Thereafter Australia was fortunate to hear Joan sing many of her greatest roles, and on occasions, to hear her sing a role for the very first time. Richard became Musical Director of The Australian Opera in 1976 and in addition to regular performances of the works of the standard repertoire, he included rarities in which he had a particular interest, such as Auber’s Fra Diavolo, Piccinni’s La Buona Figliuola, Meyerbeer’s Les Huguenots, Verdi’s I Masnadieri and Thomas’ Hamlet. Some critics condemned these choices; conveniently forgetting that Richard Bonynge’s time as Musical Director of the company also included the company premieres of works such as Wagner’s Die Meistersinger von Nürnberg and Die Walküre, Britten’s A Midsummer Night’s Dream, Janacek’s Katya Kabanova and Bock and Harnick’s Fiddler on the Roof, amongst others! His repertoire choices were always made with the company in mind. A work was included because it could be cast well, principally from amongst the company ranks, with the addition of returning expatriate Australians and the occasional overseas guest artist.

 



Joan Sutherland, Luciano Pavarotti, Richard Bonynge. 1979

 

Richard and Joan remain outstanding examples of professionalism to the artists and staff of Opera Australia and the other companies with which they worked. Joan knew that being a prima donna was as much a responsibility as a privilege and was always very aware of the high expectations that audiences had of her. She did not go out on nights before performances and was always punctual attending rehearsals, waiting patiently if the conductor or director needed to work with other artists in the cast. She acknowledged personally almost all notes, flowers or gifts sent to her and was always prepared to add half an hour to the duration of performances, meeting fans at the stage door and signing programmes, recording covers and photographs. Richard and Joan have been extremely generous in supporting charitable causes and responding to national disasters such as bushfires and cyclones by giving their services to benefit performances to raise much needed funds. They acknowledge the need for managements to obtain and entertain sponsors and donors and have always been prepared to participate in this increasingly important aspect of the operatic artist’s daily life.

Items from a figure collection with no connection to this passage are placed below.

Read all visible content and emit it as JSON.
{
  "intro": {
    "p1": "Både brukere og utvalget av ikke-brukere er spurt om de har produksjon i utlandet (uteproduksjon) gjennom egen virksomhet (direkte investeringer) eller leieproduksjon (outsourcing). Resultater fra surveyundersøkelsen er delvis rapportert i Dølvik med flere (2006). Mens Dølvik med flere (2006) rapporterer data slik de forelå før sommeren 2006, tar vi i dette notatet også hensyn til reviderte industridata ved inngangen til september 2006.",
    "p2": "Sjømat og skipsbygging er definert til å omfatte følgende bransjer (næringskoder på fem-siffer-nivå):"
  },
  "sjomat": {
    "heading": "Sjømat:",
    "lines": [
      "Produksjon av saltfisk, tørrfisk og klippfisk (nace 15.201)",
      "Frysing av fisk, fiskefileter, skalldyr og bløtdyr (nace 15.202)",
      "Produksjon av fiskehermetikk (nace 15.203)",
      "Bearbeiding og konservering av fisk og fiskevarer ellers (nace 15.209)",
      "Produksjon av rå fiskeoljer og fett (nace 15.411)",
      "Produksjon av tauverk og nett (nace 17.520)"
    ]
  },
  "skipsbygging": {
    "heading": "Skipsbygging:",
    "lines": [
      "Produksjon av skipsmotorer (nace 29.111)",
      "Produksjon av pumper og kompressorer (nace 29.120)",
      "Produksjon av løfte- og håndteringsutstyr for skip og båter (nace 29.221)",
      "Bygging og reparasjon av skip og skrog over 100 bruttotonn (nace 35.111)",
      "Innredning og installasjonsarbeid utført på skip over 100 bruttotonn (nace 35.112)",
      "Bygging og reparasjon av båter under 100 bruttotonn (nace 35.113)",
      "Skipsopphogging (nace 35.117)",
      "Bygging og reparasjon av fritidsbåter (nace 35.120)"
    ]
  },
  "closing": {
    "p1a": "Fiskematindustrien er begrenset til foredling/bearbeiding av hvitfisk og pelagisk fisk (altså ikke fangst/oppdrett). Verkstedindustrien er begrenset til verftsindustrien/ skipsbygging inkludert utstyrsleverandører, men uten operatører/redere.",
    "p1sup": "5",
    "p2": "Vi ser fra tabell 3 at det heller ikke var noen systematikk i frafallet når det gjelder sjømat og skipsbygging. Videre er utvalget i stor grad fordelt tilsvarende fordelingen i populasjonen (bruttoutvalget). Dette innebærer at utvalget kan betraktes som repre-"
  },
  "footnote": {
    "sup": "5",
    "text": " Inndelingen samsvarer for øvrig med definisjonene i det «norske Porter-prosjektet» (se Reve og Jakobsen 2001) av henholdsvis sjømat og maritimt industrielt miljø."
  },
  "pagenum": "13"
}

Both Joan and Richard acknowledge the encouragement they were given as young performers and in turn have themselves been extraordinary “encouragers” of young talent. In master classes, competitions and by attending countless rehearsals and performances by other singers they are happy to put their own experience and expertise at the disposal of aspiring young, and not so young, artists. Richard is a conductor who loves singers and singing and seems never to have become jaded by the experience of performing. Whether it’s the gala opening night of an important new production or a Saturday matinee of the umpteenth revival of a familiar work, his visits to the dressing rooms prior to performances have the same anticipation of the shared excitement of doing something together to please the public.


We are still fortunate to have regular opportunities to enjoy Richard’s performances and benefit from his extraordinary knowledge of theatre and music. Together with Carlo Felice Cillario, his has been the most enduring and consistent musical influence on Opera Australia and its artists. Happily, we have videos, recordings and the most vivid of memories to remind us of the golden and glorious days in which Joan sang in Australia and throughout the world. The uniqueness of her voice and the mastery of her art will never be forgotten, but for those of us lucky enough to have shared a little part of the Bonynges’ journey, whether as colleagues or members of an audience, there is the privilege of having known these two remarkably modest and approachable human beings and to marvel at the sincerity, loyalty and integrity with which they grace their life and art.